The nursing homes have now disappeared and it is now the turn of the nursing homes? Not that they will all be abolished immediately, but the number of beds will remain the same while the aging population increases and more people need nursing.
The staffing problem is not only noticeable in nursing homes. The same is true in district nursing. The minister also wants to cut another 400 million euros on nursing home care. This is extremely strange, because that way you don’t solve the ‘care stroke’.
SAMEN, with more than twenty branches in the Koop van Noord-Holland, an important player in elderly care in our region, takes the staff shortage as a given and will organize nursing home care differently. How? By offering nursing care in people’s homes. For example, withdrawals must be drastically reduced. But providing nursing care in homes is not efficient because travel time costs money.

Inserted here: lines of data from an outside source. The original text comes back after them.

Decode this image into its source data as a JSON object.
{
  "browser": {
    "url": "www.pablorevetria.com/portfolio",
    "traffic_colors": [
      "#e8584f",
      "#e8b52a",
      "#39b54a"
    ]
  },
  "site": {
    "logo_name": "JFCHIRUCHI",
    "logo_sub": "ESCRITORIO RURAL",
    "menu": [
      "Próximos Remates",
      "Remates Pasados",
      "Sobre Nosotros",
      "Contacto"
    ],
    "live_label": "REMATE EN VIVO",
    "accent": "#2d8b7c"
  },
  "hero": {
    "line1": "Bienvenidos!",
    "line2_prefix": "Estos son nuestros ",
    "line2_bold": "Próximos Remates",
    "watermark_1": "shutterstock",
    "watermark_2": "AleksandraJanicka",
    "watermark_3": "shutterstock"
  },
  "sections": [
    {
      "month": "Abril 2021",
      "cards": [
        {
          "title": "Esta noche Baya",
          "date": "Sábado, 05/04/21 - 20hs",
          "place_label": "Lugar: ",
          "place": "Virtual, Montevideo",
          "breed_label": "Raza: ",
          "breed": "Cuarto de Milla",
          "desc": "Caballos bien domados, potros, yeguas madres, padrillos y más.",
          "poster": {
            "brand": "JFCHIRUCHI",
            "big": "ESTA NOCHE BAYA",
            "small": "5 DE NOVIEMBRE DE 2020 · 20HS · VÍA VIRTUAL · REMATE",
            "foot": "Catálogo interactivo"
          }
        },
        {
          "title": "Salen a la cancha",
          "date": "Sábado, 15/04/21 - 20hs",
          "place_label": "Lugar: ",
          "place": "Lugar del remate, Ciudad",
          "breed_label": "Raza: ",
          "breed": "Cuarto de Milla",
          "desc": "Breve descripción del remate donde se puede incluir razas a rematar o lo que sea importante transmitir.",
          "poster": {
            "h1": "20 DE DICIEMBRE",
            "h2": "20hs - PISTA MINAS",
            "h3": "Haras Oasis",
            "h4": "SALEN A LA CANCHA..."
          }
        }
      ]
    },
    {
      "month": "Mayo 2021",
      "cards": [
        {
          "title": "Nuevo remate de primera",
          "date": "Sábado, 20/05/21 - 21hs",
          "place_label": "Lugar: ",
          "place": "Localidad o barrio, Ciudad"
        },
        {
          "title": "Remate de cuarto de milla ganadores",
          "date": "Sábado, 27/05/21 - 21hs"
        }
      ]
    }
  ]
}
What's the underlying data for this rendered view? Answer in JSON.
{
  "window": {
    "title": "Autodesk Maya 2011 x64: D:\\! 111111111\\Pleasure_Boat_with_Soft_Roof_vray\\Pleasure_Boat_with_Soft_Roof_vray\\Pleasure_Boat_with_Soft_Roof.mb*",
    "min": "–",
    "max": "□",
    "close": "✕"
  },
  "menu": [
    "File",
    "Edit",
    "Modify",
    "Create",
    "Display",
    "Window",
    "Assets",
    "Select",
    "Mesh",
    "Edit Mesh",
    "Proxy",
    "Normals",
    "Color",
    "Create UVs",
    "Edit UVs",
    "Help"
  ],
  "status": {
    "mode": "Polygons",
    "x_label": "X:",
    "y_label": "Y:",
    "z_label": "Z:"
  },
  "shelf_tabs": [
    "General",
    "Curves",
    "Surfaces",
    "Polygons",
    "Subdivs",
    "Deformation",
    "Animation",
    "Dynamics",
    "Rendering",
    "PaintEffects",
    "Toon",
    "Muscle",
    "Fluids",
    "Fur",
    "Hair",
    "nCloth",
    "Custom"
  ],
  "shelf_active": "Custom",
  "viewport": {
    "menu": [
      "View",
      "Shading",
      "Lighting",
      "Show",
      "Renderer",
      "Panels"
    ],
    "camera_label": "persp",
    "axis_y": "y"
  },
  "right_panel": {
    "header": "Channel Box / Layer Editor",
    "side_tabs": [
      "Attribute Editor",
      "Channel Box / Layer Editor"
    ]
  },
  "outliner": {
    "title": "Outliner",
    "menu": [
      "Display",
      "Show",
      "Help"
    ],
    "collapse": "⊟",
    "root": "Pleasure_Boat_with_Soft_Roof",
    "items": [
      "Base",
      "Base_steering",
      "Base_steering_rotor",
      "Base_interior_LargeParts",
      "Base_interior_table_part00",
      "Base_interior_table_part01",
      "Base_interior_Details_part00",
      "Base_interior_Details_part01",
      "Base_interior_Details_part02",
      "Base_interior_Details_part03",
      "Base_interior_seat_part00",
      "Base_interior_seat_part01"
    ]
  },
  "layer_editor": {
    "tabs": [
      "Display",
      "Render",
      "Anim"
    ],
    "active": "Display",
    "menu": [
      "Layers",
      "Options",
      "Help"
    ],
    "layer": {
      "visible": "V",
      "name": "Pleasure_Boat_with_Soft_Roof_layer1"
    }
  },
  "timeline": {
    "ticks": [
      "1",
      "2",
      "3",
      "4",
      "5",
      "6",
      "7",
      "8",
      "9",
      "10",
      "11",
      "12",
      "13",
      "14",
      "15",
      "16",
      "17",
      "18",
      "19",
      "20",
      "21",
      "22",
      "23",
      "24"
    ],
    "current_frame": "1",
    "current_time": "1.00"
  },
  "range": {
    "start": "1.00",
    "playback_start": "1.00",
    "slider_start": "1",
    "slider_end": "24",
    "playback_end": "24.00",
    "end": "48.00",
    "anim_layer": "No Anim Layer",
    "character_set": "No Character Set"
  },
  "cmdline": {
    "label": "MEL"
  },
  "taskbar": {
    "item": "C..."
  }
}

The main background to the demand for nursing home care is deteriorating health (physical, cognitive, psychological). Arranging constant close support at home is difficult; and family and friends cannot provide sufficient help. The choice for inpatient care also has to do with the fear that something bad will happen when no one is around to help.
SAMEN opts for a different strategy. She is going to teach the sick self-reliance, what else can they do, rather than what they can’t do. Prevention should encourage older people to live healthier lives and SAMEN wants to digitize healthcare in order to reduce patient contact. SAMEN will also coach informal carers to ensure that they can also perform medical procedures. This saves staff and is very cheap. Care for the elderly must become more efficient and cheaper. Technocratic too.
SAMEN assumes that people with dementia can stay in their own home. To achieve this, SAMEN is counting on other healthcare institutions to participate in this concept. But SAMEN does not have these institutions on a string. And many homes are not suitable for nursing care. That is going to be a piece of cake.
Samen is inspired by the Scandinavian model, where this method has been in vogue for some time. But you cannot compare our country with, for example, Denmark. Care is organized differently there. There are also no health insurers and much fewer different health care providers. There is also a form of area-oriented financing that we are not aware of.
There is hardly any part-time work there, while the Netherlands is champion in this area. If all part-timers in healthcare would work an hour more, the staff shortages in healthcare would have virtually disappeared. And if the bureaucracy is subsequently cleared up and the salaries are paid in accordance with the market, SAMEN does not have to turn things upside down.
In a small area like the Noordkop with barely 160,000 inhabitants, there are a lot of care institutions. They call each other colleagues, but in reality they are competitors due to market forces. Buurtzorg works differently than the Omring. SAMEN paints a too rosy picture of elderly people who are trying to shift care to the streets. What do the elderly think? After that you will not be asked.
It is remarkable that SAMEN does not follow the line of the ActiZ umbrella, which believes that Minister Conny Helder does not comply with the agreements made about 25,000 additional nursing care places until 2026. This will increase the waiting lists even further. ActiZ does not resign itself to this and is going to battle with the minister. SAMEN chooses differently and that is not to the advantage of the elderly who need nursing. While her adage should be: even better care, less bureaucracy and more job satisfaction.